The thing about sexual predators like Theo is that they will hit you at your most vulnerable, and I was at mine when he contacted me. I have spent hours out of every day wishing for the life I had before I left, not knowing what I was getting myself into. My situation is particularly tough to explain because my action of dating Theo seems to disqualify the thought in people's minds that I was raped. I'm writing this blog for the express reason of telling people differently. It amazes me how thick people are: just because there was a thin semblance of a relationship between Theo and I doesn't mean that I automatically consented to sex. This, however, was the side the cops took when I finally became courageous enough to call. I may have already written about this in previous posts, but it makes me so upset I'm willing to speak out again. The officer I spoke to was in disbelief that it had taken the time it did for me to call: weeks, two months, I can't remember the exact date, but I remember it was before August of last year. Of course there was nothing they could do, even if the officer had even pretended to believe my story, citing the reason he didn't was that several girls call in frequently crying rape against an ex-boyfriend. The frustration of having no support from the very institution designed to protect people like me was beyond aggravating. I did the best I could and tried to move on instead of dwelling on things and putting myself in a negative state of mind. Those who have been victimized will realize how hard this is to do.

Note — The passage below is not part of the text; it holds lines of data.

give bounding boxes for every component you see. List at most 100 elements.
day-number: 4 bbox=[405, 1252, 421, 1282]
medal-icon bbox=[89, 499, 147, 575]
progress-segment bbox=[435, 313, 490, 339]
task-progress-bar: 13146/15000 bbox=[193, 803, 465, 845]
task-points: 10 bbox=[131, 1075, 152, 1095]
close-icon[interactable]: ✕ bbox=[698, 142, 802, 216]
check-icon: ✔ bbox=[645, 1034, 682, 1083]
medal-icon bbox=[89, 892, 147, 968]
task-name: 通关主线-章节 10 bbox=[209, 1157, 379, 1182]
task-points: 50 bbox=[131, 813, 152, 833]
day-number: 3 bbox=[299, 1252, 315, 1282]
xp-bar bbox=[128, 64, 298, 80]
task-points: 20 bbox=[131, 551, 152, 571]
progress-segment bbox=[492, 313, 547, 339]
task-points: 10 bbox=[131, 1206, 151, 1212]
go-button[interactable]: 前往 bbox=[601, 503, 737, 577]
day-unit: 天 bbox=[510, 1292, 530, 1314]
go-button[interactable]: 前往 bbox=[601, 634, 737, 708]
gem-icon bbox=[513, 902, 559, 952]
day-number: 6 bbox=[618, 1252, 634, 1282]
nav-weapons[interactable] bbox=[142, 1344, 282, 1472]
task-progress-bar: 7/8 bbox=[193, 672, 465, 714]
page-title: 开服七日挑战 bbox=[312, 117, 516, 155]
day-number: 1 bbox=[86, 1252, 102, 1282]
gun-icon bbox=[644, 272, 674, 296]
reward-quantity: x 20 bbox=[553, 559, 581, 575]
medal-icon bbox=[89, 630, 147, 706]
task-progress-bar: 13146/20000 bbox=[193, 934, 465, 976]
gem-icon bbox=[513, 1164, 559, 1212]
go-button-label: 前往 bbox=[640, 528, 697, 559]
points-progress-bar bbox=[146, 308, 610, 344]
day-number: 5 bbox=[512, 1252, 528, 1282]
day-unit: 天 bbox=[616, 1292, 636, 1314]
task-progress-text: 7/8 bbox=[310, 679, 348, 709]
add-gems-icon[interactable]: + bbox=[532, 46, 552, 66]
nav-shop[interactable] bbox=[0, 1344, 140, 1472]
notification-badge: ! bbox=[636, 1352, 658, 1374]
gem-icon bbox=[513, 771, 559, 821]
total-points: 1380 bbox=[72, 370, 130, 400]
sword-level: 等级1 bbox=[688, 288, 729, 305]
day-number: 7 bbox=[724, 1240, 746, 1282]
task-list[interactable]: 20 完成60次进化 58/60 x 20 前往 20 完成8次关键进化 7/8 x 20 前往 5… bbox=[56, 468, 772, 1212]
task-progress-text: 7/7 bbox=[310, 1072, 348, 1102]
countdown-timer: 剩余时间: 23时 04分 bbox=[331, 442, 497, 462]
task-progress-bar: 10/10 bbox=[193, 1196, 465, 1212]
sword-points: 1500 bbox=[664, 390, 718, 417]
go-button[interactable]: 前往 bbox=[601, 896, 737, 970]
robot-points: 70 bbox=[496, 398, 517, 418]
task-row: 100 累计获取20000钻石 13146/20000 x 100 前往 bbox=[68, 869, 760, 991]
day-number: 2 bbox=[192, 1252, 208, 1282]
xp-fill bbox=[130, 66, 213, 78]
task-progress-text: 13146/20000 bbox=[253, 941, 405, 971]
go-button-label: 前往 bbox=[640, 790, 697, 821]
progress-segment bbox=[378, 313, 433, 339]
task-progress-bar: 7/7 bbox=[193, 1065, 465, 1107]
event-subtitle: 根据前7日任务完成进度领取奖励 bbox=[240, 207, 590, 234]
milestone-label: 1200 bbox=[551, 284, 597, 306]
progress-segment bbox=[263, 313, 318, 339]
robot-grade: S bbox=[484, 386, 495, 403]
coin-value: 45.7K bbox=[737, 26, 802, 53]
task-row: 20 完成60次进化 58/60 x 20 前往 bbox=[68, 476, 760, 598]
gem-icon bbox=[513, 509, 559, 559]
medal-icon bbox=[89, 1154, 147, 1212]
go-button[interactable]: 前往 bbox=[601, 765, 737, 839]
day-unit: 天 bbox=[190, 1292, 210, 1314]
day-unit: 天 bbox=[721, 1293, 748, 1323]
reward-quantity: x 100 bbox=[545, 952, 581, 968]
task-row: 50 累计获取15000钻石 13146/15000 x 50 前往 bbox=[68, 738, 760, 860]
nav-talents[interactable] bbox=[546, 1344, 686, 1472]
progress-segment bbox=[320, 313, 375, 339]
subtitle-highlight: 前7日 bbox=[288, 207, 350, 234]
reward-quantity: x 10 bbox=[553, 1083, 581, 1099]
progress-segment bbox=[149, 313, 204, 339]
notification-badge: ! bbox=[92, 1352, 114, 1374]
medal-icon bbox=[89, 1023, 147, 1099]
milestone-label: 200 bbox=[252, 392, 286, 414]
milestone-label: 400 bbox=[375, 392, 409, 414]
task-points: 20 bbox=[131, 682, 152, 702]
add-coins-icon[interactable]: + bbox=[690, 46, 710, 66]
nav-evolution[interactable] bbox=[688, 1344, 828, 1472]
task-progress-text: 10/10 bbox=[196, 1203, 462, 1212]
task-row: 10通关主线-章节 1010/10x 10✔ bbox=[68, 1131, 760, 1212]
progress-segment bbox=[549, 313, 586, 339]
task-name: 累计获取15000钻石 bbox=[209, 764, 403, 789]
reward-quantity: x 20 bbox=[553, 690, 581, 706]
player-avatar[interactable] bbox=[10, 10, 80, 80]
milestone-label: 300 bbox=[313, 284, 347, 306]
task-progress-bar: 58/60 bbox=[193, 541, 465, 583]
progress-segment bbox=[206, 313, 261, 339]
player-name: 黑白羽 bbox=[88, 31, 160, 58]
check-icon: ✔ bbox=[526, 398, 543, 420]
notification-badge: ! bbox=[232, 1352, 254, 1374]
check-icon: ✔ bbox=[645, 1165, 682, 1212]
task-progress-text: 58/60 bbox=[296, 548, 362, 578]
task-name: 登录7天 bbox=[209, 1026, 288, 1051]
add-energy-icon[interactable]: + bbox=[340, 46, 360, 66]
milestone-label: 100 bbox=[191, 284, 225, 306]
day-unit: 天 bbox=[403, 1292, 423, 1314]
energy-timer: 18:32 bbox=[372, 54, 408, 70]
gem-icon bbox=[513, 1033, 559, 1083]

I am so grateful for all the support I've had from my family, friends and anonymous readers. I'm difficult at times but I am so thankful for your willingness to stay by my side. This is just one of few weeks where I'm having a particularly hard time coping and finding strength to go on living life. I know that I have to remember that inside I am stronger than him and just that thought alone gives me ten times the power he had over me last year. I guess the main point of this post is that it doesn't matter whether or not you know the person or have consented to sex twenty times or not at all. If you say "no", either verbally or by your actions, no one has any right to force themselves on you and if they do, remember that it's never your fault. You weren't "asking for it" by the way you acted or the way you dress. The way you personally express yourself through clothes or makeup or anything doesn't warrant another person to attack you and then use your style as a justification.